JR: What was the hardest part?
GB: The hardest part of the climb was summit night. We set off at midnight, we’d had about 2 hours sleep before we set off. We walked for 7 hours, fighting against a gale force arctic wind, whilst struggling for breath as oxygen levels were so low. It was so incredibly cold our water froze and we were unable to stop for more than a few minutes at a time to catch our breath. Each of us suffered various symptoms of mild acute altitude sickness. Another day, involved climbing the Barranco Wall, a 1,000 foot wall, which required the most actual climbing of the week and in parts necessary to cling to the rock face to pass. This was also hard but also probably one of the most enjoyable days too!
JR: Was there a point when you didn't think you'd make it?
GB: There were a couple of moments when I thought I wouldn’t make it to the summit but I felt so determined, not just because of my father but also because of all the support we’d been give back home.
JR: What was the best part of the experience?
GB: Climbing Mt Kilimanjaro was undoubtedly one of the hardest thing I’ve done, yet at the same time it was one of the most exhilarating. We pushed ourselves to extremes we never thought possible. Whilst I wouldn’t repeat it, I will never forget it and am thrilled to have done it.
JR: So did you meet your fundraising target?
GB: We have in fact exeeded the target. We had hoped to raise £5,895 between the two charities (Pancreatic Cancer UK and PSP); the total to date stands at £22,627.58, which is 288% more. A breakdown of Pancreatic Cancer UK at around £7,500 and PSP at around £15,200.

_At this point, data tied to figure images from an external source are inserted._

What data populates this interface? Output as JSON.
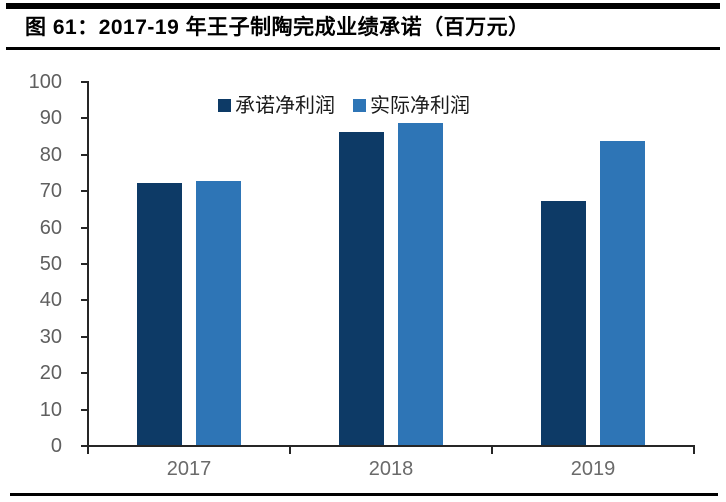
{
  "header": {
    "title": "图 61：2017-19 年王子制陶完成业绩承诺（百万元）"
  },
  "chart_data": {
    "type": "bar",
    "title": "2017-19 年王子制陶完成业绩承诺（百万元）",
    "unit": "百万元",
    "categories": [
      "2017",
      "2018",
      "2019"
    ],
    "series": [
      {
        "name": "承诺净利润",
        "color": "#0d3a66",
        "values": [
          72,
          86,
          67
        ]
      },
      {
        "name": "实际净利润",
        "color": "#2e75b6",
        "values": [
          72.5,
          88.5,
          83.5
        ]
      }
    ],
    "ylim": [
      0,
      100
    ],
    "ytick_step": 10,
    "yticks": [
      0,
      10,
      20,
      30,
      40,
      50,
      60,
      70,
      80,
      90,
      100
    ],
    "legend_position": "top-center",
    "grid": false,
    "axis_color": "#262626",
    "tick_label_color": "#6a6a6a"
  }
}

JR: Well that's incredible!
GB: Yes, we are enormously touched and grateful to everybody who has supported us all both financially, and otherwise. It really is overwhelming. Although this money is sadly too late for my father it will hopefully go some way to help others suffering from pancreatic cancer in the future.
JR: Thank you so much for talking to us today.
GB: Thank you and could I also send out huge thanks the Salisbury Cathedral School Community, pupils, parents and staff alike for the overwhelming support given to me. It has been a wonderful experience in so many ways, greatly enhanced by the generosity and warm words of encouragement from so many. I am enormously grateful to you all. Thank you.